Por Fernando Rodrigues Affonso *

É uma realidade triste mas com boas perspectivas de ser revertida. O Rio Grande do Sul já teve um rebanho de 14 milhões de cabeças de ovelhas, que geravam uma renda anual de US$ 80 milhões. Hoje estamos reduzidos a um rebanho de 4 milhões de ovinos e uma produção de 12 milhões de quilos de lã por ano.

Por volta de 1958, o Estado tinha um serviço de ovinotecnia exemplar, filiado à Secretaria da Agricultura. A Associação Riograndense de Criadores de Ovinos (Arco) era referência, seu quadro técnico suscitava admiração e respeito. Foi a época romântica da criação de ovelha.

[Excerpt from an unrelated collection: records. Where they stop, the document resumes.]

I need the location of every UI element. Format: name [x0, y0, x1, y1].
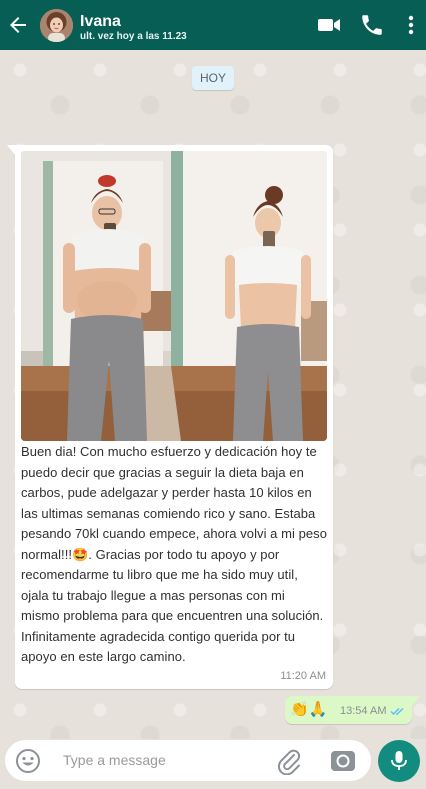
phone-icon[interactable] — [359, 12, 385, 38]
date-chip: HOY — [192, 66, 234, 90]
outgoing-message-bubble[interactable]: 👏🙏 13:54 AM — [285, 696, 420, 724]
more-vertical-icon[interactable] — [402, 12, 420, 38]
attach-icon[interactable] — [275, 747, 303, 775]
camera-icon[interactable] — [329, 747, 357, 775]
last-seen-status: ult. vez hoy a las 11.23 — [80, 31, 187, 42]
video-call-icon[interactable] — [316, 12, 342, 38]
emoji-icon[interactable] — [15, 748, 41, 774]
message-timestamp: 11:20 AM — [280, 670, 326, 682]
read-ticks-icon — [390, 707, 404, 715]
contact-name[interactable]: Ivana — [80, 13, 121, 31]
back-arrow-icon[interactable] — [6, 13, 30, 37]
message-photo[interactable] — [21, 151, 327, 441]
message-timestamp: 13:54 AM — [340, 705, 387, 717]
mic-button[interactable] — [378, 740, 420, 782]
mic-icon — [391, 751, 407, 770]
incoming-message-bubble[interactable]: Buen dia! Con mucho esfuerzo y dedicació… — [7, 145, 333, 689]
message-input[interactable] — [57, 746, 269, 774]
message-composer — [5, 740, 371, 781]
message-text: 👏🙏 — [290, 701, 328, 718]
message-text: Buen dia! Con mucho esfuerzo y dedicació… — [21, 444, 327, 664]
chat-header: Ivana ult. vez hoy a las 11.23 — [0, 0, 426, 50]
avatar[interactable] — [40, 9, 73, 42]
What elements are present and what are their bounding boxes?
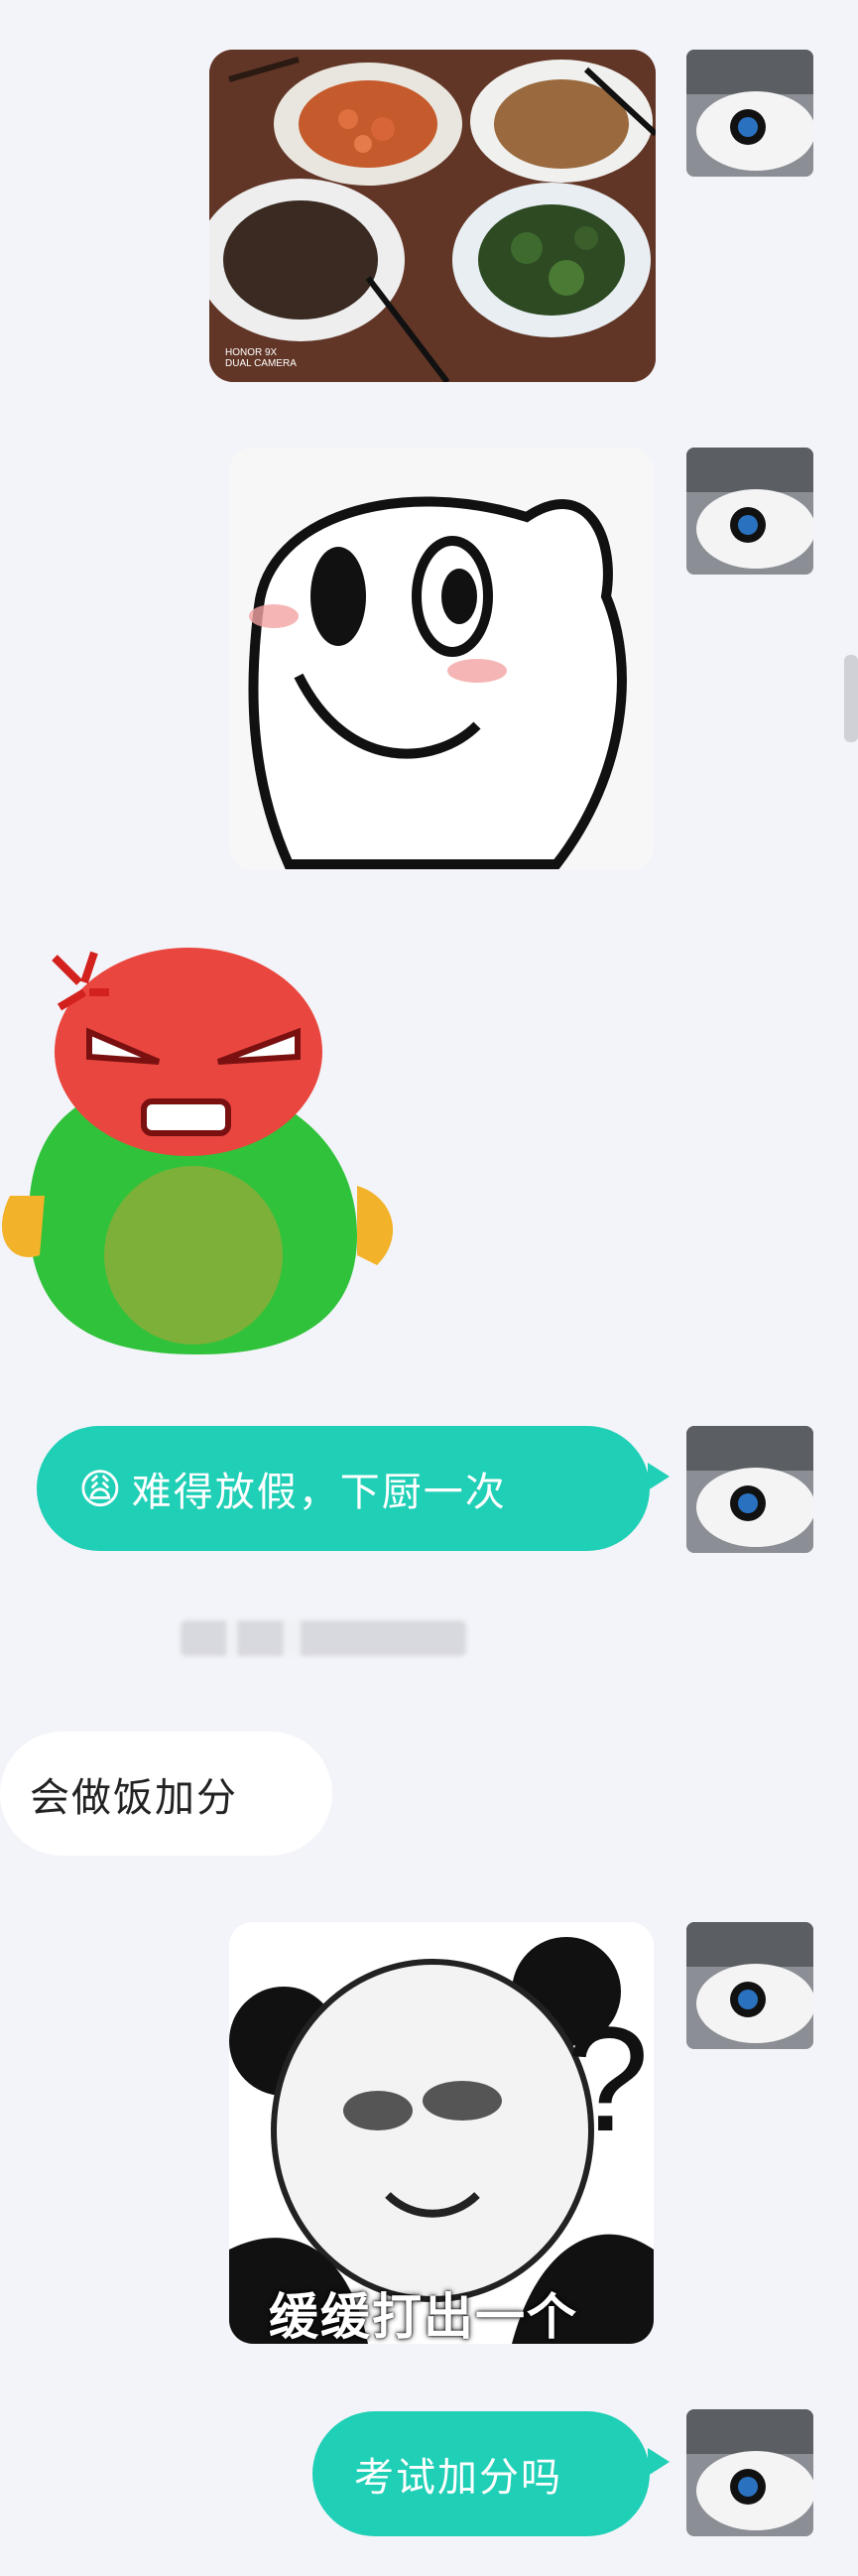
watermark-line1: HONOR 9X — [225, 347, 278, 358]
bubble-tail — [648, 1463, 670, 1490]
weary-face-emoji-icon: 😩 — [78, 1464, 124, 1513]
user-avatar-icon — [686, 1922, 813, 2049]
avatar[interactable] — [686, 50, 813, 177]
text-bubble-right[interactable]: 😩 难得放假，下厨一次 — [37, 1426, 650, 1551]
message-text: 难得放假，下厨一次 — [131, 1470, 507, 1515]
scroll-indicator[interactable] — [844, 655, 858, 742]
cartoon-face-sticker — [229, 448, 654, 870]
text-bubble-left[interactable]: 会做饭加分 — [0, 1732, 332, 1856]
bubble-tail — [648, 2448, 670, 2476]
message-text: 会做饭加分 — [30, 1774, 238, 1821]
cartoon-sticker-message[interactable] — [229, 448, 654, 870]
avatar[interactable] — [686, 2409, 813, 2536]
user-avatar-icon — [686, 2409, 813, 2536]
meme-caption: 缓缓打出一个 — [269, 2288, 578, 2344]
watermark-line2: DUAL CAMERA — [225, 358, 297, 369]
angry-blob-sticker — [1, 948, 394, 1354]
user-avatar-icon — [686, 1426, 813, 1553]
message-text: 考试加分吗 — [354, 2455, 562, 2501]
food-photo-message[interactable]: HONOR 9X DUAL CAMERA — [209, 50, 656, 382]
avatar[interactable] — [686, 1922, 813, 2049]
user-avatar-icon — [686, 448, 813, 575]
blurred-system-message — [181, 1620, 466, 1656]
avatar[interactable] — [686, 448, 813, 575]
photo-watermark: HONOR 9X DUAL CAMERA — [225, 347, 297, 369]
avatar[interactable] — [686, 1426, 813, 1553]
angry-sticker-message[interactable] — [0, 938, 417, 1359]
text-bubble-right[interactable]: 考试加分吗 — [312, 2411, 650, 2536]
panda-meme-message[interactable]: ? 缓缓打出一个 — [229, 1922, 654, 2344]
svg-text:?: ? — [566, 1996, 649, 2162]
food-photo — [209, 50, 656, 382]
user-avatar-icon — [686, 50, 813, 177]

A lã, então alcunhada de “ouro branco”, contribuía com quantias expressivas para os cofres públicos e para o bolso do produtor. Gastamos muito dinheiro em importação de machos e fêmeas do Uruguai, Argentina, Austrália e Nova Zelândia, o que qualificou nosso rebanho admiravelmente. Concorremos com sucesso em inúmeras exposições internacionais.



Affonso: o abigeato é um dos maiores inimigos da retomada da ovinocultura
Foto: Alejandra Saravia Affonso


A vida é dinâmica, a roda girou, a lã entrou em declínio e a ovelha desapareceu de nossos campos. Passou a ser chamada de formiga branca, predadora de pastagem e geradora de muito trabalho. Nosso rebanho encolheu em 10 milhões de cabeças.

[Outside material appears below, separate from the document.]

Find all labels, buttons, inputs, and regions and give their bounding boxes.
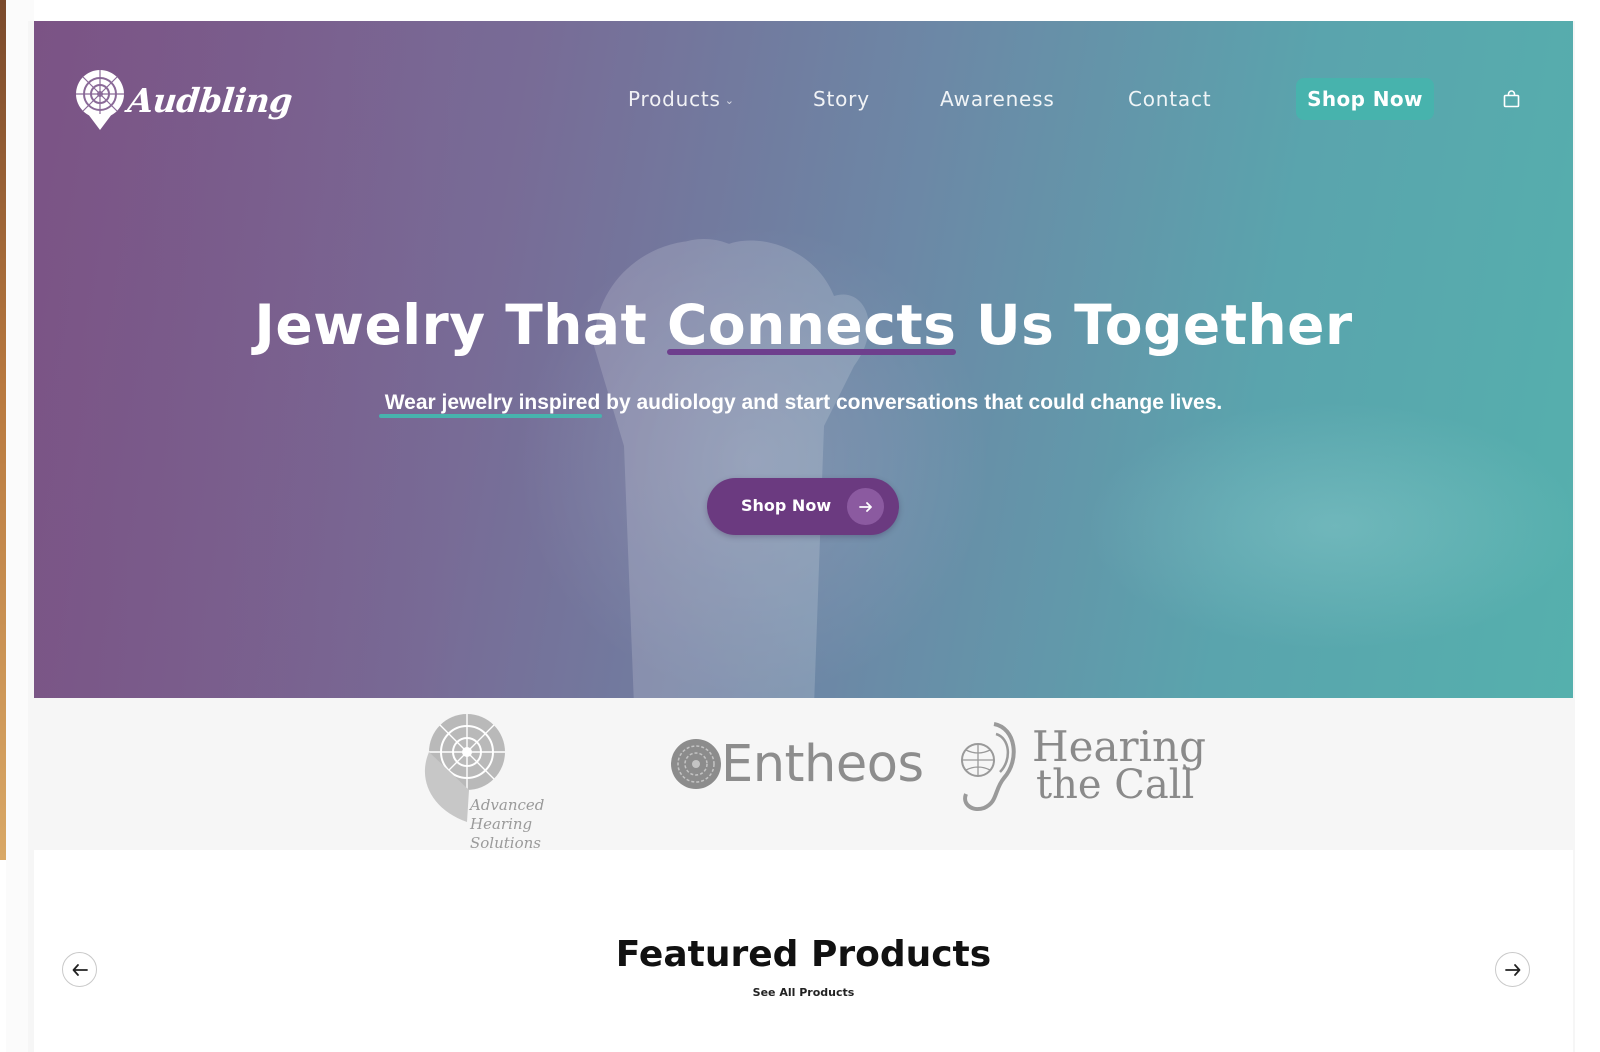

O Rio Grande do Sul precisa repensar o assunto ovinocultura. Embora insuficientemente explorada, a ovelha é uma vocação gaúcha e cada vez mais o negócio que melhor remunera dentro da pecuária. Os governos federal e estadual têm manifestado preocupação e buscam formas de estimular o setor. Temos linhas de crédito, como o Prodecap, que atendem as necessidades do ovelheiro, tanto no que diz respeito à aquisição de ventres e de carneiros como na construção e melhoria de instalações. Uma dezena de entidades estão envolvidas com o setor mas, ainda assim, me parece que falta um órgão que assuma a liderança com verdadeiro poder político.

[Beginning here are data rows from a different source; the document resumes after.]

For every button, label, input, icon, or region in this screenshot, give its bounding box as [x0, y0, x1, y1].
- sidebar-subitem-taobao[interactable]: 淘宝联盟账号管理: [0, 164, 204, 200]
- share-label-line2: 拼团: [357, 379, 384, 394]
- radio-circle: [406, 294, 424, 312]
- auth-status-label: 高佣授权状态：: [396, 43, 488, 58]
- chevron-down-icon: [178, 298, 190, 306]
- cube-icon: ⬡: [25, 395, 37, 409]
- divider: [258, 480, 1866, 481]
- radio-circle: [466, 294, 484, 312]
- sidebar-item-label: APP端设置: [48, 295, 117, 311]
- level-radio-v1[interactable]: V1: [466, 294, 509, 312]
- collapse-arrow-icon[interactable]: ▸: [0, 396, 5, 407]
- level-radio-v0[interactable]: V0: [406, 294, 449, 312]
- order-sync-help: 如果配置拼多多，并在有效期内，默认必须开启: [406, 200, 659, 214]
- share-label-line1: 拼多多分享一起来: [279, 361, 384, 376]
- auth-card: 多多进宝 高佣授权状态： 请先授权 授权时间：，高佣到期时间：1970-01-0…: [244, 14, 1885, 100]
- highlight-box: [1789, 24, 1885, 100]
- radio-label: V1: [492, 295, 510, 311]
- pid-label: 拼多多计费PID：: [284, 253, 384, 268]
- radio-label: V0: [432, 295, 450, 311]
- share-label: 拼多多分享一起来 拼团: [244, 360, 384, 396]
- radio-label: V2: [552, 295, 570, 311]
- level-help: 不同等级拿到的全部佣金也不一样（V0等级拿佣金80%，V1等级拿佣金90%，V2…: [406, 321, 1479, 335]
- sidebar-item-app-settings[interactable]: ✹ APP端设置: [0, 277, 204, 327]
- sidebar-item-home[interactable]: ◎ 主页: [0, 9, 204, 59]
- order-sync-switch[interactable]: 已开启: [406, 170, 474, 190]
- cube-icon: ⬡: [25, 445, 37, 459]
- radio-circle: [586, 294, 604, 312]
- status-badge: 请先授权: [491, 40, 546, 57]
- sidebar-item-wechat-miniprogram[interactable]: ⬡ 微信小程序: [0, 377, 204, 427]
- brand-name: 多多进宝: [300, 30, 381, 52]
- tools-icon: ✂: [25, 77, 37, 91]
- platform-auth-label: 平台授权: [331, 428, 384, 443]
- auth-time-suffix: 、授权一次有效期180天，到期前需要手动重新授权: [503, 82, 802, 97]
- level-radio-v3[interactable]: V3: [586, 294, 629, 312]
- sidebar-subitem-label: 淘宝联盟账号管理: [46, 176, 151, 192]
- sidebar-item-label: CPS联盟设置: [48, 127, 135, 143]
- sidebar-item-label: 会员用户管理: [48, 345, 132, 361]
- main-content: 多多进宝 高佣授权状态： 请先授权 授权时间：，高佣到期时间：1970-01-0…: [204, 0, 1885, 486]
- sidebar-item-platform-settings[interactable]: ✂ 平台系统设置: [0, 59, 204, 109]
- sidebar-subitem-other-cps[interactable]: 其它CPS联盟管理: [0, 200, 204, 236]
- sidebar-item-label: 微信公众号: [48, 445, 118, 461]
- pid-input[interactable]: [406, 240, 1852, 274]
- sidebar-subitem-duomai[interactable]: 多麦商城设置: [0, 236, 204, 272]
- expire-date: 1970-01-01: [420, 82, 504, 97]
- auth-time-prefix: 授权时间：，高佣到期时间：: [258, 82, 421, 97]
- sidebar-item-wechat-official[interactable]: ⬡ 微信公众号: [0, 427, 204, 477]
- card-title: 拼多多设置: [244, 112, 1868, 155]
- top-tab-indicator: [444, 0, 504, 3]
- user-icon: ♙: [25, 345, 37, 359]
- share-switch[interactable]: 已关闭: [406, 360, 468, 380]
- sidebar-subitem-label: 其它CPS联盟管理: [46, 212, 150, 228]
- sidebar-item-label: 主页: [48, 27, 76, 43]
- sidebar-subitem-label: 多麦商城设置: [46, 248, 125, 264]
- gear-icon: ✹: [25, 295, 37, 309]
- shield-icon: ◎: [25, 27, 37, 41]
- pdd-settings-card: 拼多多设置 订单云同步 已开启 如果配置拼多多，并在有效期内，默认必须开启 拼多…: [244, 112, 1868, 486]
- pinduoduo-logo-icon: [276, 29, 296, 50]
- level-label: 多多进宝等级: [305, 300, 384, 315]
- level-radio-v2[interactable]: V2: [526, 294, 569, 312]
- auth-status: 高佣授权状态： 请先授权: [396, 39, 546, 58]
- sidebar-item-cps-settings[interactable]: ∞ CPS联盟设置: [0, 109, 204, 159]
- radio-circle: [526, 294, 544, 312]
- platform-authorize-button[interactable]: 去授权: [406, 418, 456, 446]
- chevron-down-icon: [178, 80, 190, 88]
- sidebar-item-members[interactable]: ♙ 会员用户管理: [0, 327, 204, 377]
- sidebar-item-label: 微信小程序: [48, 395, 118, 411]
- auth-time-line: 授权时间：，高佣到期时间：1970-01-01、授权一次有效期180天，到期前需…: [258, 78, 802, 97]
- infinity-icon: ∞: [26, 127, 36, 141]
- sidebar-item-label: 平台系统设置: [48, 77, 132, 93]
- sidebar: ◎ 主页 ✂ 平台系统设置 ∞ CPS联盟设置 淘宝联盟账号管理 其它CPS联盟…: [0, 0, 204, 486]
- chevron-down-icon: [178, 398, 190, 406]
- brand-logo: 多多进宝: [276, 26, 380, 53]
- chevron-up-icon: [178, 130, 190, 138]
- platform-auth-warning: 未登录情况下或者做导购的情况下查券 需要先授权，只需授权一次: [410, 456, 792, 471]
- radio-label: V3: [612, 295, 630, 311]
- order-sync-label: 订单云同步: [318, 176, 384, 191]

Não obstante as vantagens do ovino aqui enumeradas, a proliferação do rebanho é duvidosa. Entre os obstáculos, o mais temido é o abigeato, grande responsável pelo abandono da atividade e desestímulo para os mais moços. Ocorre-me sugerir aos nossos legisladores que a ovelha seja enquadrada como caça, da mesma forma como ocorre com a mulita, por exemplo. Qualquer pessoa flagrada com uma mulita nos tentos ou na mala do carro, sofrerá os rigores da lei, garantida pelo Ibama. Já um abigeatário, se é interceptado pela polícia levando uma ovelha carneada, na moto ou na bicicleta, é solto na hora ou, no máximo, em 24 horas.

É inacreditável que em um país necessitado de progresso, haja atividades que não possam se expandir por força de uma legislação totalmente favorável ao criminoso. Por mais bem aparelhados que sejam os organismos policiais, pouco poderão fazer frente à essa legislação.

Cabe a nós reverter a situação, nós que temos tão poucos representantes do campo nos parlamentos estaduais e federais. Enquanto a legislação for totalmente favorável ao criminoso, pouco ou nada podemos fazer. Tramita a passos lerdos na Câmara Federal projeto do deputado Luiz Carlos Heinze (PPB-RS), que eleva a pena mínima do crime para três anos de reclusão e o torna inafiançável. Por que esse projeto não avança? Porque os nossos legisladores não ouvem o nosso clamor? Mas nós estamos clamando?

É preciso uma grande mobilização, uma grande pressão, capaz de mostrar os prejuízos que o desestímulo que uma lei complacente com os criminosos aliada a uma força policial desaparelhada e desestimulada podem causar em uma sociedade que precisa de emprego e trabalho.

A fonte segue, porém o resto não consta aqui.